Communication will move no organisation forward if it's treated as a tick box exercise.
In the last couple of weeks I've run training and started on new projects that have all demonstrated the value effective organisational communication can bring - but all have also shown how communication can be lost in task-orientated organisations.
There is still far too strong a mentality, especially in project work, that sees communication as a 'workstream' - something that can be bracketed off and completed by checklist. It's also an exercise that's undertaken by communicators and conducted once the real decision making has been made.
I'm currently working on a communication strategy document for a project within an organisation that wants to improve the way it manages some of its non-core activity. The project is sound and will deliver a better way to work and some good cost savings - but they've been managing communication in a reactive way, and have been focused on a communication strategy as an end in itself, not a means to an end.
There's already a strategy document, but nobody's using it since it feels like an off-the-shelf where only the names have been changed. Its creation feels like a theoretical exercise rather than something that's actually helping the project team open the right doors, get the right information and come up with something better for the organisation.

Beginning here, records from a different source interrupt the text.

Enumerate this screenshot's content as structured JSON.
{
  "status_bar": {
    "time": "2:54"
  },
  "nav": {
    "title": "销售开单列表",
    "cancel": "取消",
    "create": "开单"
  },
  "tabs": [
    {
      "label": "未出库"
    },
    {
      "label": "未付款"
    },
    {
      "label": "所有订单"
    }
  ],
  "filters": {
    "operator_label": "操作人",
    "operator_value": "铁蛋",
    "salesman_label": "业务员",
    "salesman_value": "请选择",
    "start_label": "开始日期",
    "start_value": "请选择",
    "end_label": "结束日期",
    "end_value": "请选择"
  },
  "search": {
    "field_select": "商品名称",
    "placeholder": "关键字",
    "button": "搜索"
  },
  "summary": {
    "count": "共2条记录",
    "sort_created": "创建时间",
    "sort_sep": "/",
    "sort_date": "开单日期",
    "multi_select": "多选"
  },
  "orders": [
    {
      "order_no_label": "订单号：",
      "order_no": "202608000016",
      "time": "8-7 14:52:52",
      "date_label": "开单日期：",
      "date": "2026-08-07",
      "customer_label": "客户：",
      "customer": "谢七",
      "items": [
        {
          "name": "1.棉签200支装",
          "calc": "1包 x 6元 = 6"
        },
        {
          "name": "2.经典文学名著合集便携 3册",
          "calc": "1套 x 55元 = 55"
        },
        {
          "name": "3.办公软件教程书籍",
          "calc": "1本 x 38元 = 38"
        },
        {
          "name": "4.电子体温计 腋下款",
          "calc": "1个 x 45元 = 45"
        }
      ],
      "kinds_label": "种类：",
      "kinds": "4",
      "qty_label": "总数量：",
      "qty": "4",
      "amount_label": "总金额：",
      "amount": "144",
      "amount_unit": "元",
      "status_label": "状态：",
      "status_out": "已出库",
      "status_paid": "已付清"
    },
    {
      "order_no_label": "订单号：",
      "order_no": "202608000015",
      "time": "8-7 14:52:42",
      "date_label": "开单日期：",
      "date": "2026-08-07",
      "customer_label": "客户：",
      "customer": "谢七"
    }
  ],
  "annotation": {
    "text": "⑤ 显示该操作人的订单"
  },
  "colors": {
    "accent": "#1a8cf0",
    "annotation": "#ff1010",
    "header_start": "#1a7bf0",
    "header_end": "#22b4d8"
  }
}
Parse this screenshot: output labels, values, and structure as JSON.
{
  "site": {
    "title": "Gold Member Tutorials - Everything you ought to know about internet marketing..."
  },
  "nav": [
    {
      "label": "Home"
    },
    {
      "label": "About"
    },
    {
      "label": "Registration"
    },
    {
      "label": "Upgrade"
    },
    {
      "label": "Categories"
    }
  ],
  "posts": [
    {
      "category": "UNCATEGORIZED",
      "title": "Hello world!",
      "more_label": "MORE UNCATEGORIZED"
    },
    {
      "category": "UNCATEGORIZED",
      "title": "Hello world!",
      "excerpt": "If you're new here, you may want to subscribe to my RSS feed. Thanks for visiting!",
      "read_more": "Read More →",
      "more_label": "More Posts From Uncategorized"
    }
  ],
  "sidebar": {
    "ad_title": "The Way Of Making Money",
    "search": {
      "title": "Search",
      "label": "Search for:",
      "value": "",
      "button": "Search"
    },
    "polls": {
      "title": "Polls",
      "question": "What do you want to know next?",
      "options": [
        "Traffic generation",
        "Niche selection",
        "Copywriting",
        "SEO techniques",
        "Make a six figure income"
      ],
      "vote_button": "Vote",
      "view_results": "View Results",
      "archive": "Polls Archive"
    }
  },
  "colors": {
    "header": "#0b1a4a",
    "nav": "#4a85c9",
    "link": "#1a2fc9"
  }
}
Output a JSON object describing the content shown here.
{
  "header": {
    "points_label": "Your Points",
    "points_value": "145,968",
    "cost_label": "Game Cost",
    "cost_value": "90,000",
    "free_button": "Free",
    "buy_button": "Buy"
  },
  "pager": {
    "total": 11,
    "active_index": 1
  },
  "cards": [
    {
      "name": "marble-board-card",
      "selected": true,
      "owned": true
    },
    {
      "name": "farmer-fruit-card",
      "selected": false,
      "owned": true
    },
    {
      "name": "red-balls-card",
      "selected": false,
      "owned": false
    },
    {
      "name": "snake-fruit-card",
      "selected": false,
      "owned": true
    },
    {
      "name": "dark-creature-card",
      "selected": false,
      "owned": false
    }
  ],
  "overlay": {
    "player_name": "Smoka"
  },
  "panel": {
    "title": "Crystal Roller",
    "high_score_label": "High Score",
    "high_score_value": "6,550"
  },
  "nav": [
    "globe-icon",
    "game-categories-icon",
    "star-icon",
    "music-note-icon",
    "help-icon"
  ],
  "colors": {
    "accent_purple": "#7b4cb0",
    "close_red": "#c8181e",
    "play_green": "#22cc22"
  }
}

As I said when I delivered the latest O2O course last week, I don't believe in a communication strategy. I believe in a well thought out and articulated business strategy and then planning effective communication to help deliver that strategy. That's where I am now: taking the project strategy - which fits directly with the business goals - and why we need to communicate, what we need to say to each group at each stage and how best we can connect with them to ensure the project reaches the right outcome.
My plan probably won't look anything as grand as what the client may be used to, but I hope it will be rather more useful than the beautiful creation that currently sits in the project area, unloved, untouched and unwanted.